R.I.P.
Today, March 4, 2009,
Wawona was hooked up to tugs and hauled to Puget Sound Shipyard to be ripped apart and thrown into the landfill.
We are all poorer for her loss.
Wawona
1897 Pacific Schooner
Length: 165’
Beam: 35’
Draft: 11.5’
Wawona
When she was built in 1897, the sailing schooner Wawona was the largest three-masted schooner built in North America. She was one of two survivors of the once immense commercial sailing fleet in the Pacific Northwest. Hundreds more large commercial sailing ships were built in other West Coast shipyards; they are now all gone. Only the C.A. Thayer in San Francisco remains. The Wawona became a National Historic Site in 1970, the first ship in the nation to be listed on the National Register, but in the end, even that couldn't save her.

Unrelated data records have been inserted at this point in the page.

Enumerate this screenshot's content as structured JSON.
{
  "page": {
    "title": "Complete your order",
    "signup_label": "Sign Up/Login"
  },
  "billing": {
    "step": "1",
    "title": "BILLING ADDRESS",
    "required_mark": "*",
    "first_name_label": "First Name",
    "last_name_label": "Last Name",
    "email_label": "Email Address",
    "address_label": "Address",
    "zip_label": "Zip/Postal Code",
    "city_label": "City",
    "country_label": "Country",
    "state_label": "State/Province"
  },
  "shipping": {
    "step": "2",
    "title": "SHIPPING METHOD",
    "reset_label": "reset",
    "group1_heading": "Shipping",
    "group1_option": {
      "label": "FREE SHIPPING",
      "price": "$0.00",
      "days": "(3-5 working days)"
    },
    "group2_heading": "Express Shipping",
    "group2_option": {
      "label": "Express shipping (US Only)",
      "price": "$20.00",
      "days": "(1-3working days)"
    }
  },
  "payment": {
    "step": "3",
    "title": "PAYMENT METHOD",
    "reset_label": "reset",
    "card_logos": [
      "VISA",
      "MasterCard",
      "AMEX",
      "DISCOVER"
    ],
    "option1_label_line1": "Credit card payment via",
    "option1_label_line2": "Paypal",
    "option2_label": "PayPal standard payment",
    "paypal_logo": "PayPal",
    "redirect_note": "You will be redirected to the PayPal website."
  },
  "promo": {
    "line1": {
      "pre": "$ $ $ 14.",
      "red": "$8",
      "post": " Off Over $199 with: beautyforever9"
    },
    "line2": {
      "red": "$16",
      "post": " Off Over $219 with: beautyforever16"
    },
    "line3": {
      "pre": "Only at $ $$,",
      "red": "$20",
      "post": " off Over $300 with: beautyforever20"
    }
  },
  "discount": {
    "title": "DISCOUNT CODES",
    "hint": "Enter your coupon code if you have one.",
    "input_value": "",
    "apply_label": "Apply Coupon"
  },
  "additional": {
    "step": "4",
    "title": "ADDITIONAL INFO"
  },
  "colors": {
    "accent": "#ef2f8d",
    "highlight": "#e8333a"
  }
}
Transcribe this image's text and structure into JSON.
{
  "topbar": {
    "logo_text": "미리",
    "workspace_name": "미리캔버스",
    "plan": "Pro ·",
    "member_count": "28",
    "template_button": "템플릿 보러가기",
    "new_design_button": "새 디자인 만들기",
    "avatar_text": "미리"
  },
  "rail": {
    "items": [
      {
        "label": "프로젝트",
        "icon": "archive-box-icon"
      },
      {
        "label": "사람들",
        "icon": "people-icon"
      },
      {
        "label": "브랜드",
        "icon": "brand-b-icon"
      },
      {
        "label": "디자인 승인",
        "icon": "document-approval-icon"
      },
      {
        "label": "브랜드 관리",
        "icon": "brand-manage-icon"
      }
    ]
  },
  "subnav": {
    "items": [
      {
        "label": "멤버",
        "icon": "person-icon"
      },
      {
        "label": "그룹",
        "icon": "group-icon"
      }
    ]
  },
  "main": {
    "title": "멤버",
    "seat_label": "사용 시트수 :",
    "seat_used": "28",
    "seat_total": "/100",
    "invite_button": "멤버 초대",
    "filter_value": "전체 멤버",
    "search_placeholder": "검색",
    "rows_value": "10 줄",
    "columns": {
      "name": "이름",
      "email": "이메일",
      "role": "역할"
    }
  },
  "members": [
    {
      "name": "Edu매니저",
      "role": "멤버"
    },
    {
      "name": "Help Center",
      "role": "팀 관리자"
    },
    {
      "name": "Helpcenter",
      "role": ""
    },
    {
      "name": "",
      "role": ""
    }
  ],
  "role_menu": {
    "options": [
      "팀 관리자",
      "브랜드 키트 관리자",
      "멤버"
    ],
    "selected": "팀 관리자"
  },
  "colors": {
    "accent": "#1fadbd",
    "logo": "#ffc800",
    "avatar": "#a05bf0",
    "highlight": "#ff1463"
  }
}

Lumber hauler, cod fisher and military barge in WWII, her career has been long and varied. As a fishing schooner, her lifetime catch of 7.2 million cod far surpassed the career catch of any other Pacific schooner. During World War II the Wawona was drafted as a military barge , hauling military supplies to Alaska and returning to Washington with wood for the aircraft industry
Built at the end of the great age of sail, the Wawona stands as a living monument to the skilled craftsmen who built her, the industries that supported her, and the fortunate crewmen who sailed her.